Looking ahead to more ambitious projects, a woodworker requested assistance in chair making. Hoping to work his way up to complete a set for his formal dining room, he asked for some basic guidance to designing and building some kitchen chairs.

Learning to make good mortise and tenon joints was the first suggestion. The poster explained that mastering this joint was vital to building chairs that would last for generations! This post also recommended James Krenov's The Impractical Cabinetmaker primarily for its musing on the author's process of building furniture. Another response agreed that Krenov's book was excellent, but didn't think it really had much about chair making. More relevant, the responder declared, were the books American Furniture of the 18th Century by Jeffrey P. Greene and Sam Maloof Woodworker.

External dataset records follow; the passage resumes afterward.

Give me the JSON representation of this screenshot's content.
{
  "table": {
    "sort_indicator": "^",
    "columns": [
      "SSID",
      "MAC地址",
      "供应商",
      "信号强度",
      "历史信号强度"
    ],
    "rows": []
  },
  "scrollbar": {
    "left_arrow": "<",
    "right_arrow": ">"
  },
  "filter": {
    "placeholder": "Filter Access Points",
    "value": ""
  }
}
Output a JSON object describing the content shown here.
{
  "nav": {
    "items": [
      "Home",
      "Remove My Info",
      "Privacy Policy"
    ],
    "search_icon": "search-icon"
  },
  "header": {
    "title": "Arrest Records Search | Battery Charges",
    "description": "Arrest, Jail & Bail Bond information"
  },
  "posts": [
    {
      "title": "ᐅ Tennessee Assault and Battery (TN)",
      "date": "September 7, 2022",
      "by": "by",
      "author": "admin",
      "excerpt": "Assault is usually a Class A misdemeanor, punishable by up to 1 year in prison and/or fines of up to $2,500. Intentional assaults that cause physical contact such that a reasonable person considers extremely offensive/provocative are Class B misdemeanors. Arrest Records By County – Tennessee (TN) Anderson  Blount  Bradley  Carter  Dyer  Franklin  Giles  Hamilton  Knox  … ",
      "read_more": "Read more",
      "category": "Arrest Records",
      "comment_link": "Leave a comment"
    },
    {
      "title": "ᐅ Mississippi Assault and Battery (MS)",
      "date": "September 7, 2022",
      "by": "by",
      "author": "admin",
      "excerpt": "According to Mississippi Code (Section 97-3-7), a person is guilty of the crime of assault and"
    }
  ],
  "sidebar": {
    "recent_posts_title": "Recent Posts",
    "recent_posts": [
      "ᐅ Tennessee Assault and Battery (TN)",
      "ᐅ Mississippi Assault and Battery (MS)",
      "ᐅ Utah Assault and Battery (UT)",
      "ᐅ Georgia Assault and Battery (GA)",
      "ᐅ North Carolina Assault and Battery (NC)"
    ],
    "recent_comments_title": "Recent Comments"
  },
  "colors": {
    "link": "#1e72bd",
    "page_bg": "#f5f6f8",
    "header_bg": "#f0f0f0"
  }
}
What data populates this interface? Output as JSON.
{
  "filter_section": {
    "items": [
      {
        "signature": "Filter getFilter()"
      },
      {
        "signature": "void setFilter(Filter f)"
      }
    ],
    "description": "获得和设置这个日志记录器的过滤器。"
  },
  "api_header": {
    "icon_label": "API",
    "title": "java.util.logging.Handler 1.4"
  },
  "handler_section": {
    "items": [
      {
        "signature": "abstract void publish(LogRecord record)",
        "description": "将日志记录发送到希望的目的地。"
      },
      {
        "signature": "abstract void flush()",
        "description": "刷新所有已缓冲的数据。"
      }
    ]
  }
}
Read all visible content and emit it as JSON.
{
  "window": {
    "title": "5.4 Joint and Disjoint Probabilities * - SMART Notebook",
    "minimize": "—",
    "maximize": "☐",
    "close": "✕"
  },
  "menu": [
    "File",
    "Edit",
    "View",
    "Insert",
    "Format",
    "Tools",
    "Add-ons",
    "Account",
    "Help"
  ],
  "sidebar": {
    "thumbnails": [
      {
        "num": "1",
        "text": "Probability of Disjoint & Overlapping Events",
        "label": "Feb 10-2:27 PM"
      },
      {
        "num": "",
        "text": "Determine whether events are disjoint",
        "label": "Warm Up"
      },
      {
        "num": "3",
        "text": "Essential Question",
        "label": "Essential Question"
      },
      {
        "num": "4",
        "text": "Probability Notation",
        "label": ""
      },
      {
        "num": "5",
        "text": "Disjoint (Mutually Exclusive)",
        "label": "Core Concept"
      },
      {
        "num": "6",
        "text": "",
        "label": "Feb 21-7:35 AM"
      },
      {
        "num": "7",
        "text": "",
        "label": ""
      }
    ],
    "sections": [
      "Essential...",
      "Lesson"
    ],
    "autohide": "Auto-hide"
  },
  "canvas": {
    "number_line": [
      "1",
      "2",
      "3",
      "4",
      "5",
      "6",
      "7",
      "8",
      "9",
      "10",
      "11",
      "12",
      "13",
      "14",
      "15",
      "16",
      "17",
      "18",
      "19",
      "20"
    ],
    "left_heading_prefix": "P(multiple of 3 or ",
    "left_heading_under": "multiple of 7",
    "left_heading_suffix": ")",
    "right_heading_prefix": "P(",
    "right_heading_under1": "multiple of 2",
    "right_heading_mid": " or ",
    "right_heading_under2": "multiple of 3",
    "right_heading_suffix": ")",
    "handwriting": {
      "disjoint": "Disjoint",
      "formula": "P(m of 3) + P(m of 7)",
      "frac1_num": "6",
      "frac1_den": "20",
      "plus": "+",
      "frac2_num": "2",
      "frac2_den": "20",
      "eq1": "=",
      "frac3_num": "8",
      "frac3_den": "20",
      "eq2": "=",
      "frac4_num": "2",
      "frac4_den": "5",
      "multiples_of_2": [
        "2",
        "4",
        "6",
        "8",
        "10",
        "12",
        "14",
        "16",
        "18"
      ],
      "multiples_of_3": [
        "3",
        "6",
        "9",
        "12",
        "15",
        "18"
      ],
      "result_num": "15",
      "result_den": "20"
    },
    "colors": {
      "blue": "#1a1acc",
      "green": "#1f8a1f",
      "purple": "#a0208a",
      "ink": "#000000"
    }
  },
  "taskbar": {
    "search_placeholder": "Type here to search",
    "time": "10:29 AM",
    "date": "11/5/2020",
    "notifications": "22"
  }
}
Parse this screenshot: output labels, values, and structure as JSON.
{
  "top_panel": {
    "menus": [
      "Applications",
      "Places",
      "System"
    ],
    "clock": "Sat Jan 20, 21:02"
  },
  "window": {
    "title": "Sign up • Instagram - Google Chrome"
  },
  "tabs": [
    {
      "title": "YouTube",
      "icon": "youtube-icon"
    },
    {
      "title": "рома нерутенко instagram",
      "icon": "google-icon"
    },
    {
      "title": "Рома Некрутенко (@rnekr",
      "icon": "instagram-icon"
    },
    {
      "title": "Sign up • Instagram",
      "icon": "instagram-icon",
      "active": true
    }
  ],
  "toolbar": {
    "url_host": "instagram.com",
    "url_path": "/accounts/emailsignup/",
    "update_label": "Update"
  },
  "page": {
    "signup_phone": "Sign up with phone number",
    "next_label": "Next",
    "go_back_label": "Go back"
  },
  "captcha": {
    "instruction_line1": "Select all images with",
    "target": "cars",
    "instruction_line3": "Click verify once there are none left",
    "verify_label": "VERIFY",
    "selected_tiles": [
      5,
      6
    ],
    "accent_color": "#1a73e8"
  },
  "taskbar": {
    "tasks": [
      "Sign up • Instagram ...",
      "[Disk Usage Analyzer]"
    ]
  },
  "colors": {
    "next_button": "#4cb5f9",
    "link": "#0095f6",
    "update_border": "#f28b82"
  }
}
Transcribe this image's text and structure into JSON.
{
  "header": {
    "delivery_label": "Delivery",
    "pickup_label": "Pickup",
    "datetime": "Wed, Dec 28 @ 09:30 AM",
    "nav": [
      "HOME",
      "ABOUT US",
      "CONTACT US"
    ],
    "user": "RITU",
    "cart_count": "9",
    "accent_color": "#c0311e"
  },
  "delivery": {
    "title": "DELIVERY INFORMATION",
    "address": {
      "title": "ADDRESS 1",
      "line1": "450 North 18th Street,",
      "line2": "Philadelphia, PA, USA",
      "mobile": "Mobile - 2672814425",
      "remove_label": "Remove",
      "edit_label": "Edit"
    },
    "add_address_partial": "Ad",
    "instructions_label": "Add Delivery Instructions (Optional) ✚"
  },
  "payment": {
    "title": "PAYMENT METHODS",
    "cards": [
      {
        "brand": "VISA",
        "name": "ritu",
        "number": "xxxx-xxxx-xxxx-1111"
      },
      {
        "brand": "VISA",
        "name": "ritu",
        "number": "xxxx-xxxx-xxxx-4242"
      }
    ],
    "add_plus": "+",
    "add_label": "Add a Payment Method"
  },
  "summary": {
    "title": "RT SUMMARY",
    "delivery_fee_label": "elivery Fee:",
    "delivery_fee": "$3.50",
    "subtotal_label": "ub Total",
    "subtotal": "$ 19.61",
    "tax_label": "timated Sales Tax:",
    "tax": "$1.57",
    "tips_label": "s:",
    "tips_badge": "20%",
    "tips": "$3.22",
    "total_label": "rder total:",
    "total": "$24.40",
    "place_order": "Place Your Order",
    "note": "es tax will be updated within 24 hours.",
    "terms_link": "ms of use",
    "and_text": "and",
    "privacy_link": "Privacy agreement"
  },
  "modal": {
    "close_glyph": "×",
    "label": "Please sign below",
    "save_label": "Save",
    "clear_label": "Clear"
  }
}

Look to Chairmaking and Design by Jeff Miller, suggested another woodworker, for the "how to" of seven different chairs. Though he didn't really care to make any of the chairs in the book, the basics of stress and design it covered helped him design his own chairs.

The reason chairs are tough, a veteran chair maker explained, was because they have to be strong, comfortable, and look good! Though it takes extra time, he recommended testing with mockups to get consistently good results.

One poster defined chair design as the combination of strength and practicality and said a builder should plan on spending 20 to 30 hours per chair. It takes so much time, explained another response, because each chair requires cutting many curves, making lots of mortise and tenon joints, doing a ton of clamped gluing, and working with upholstery. But when it's done, he noted, you'd have a set that will last and last.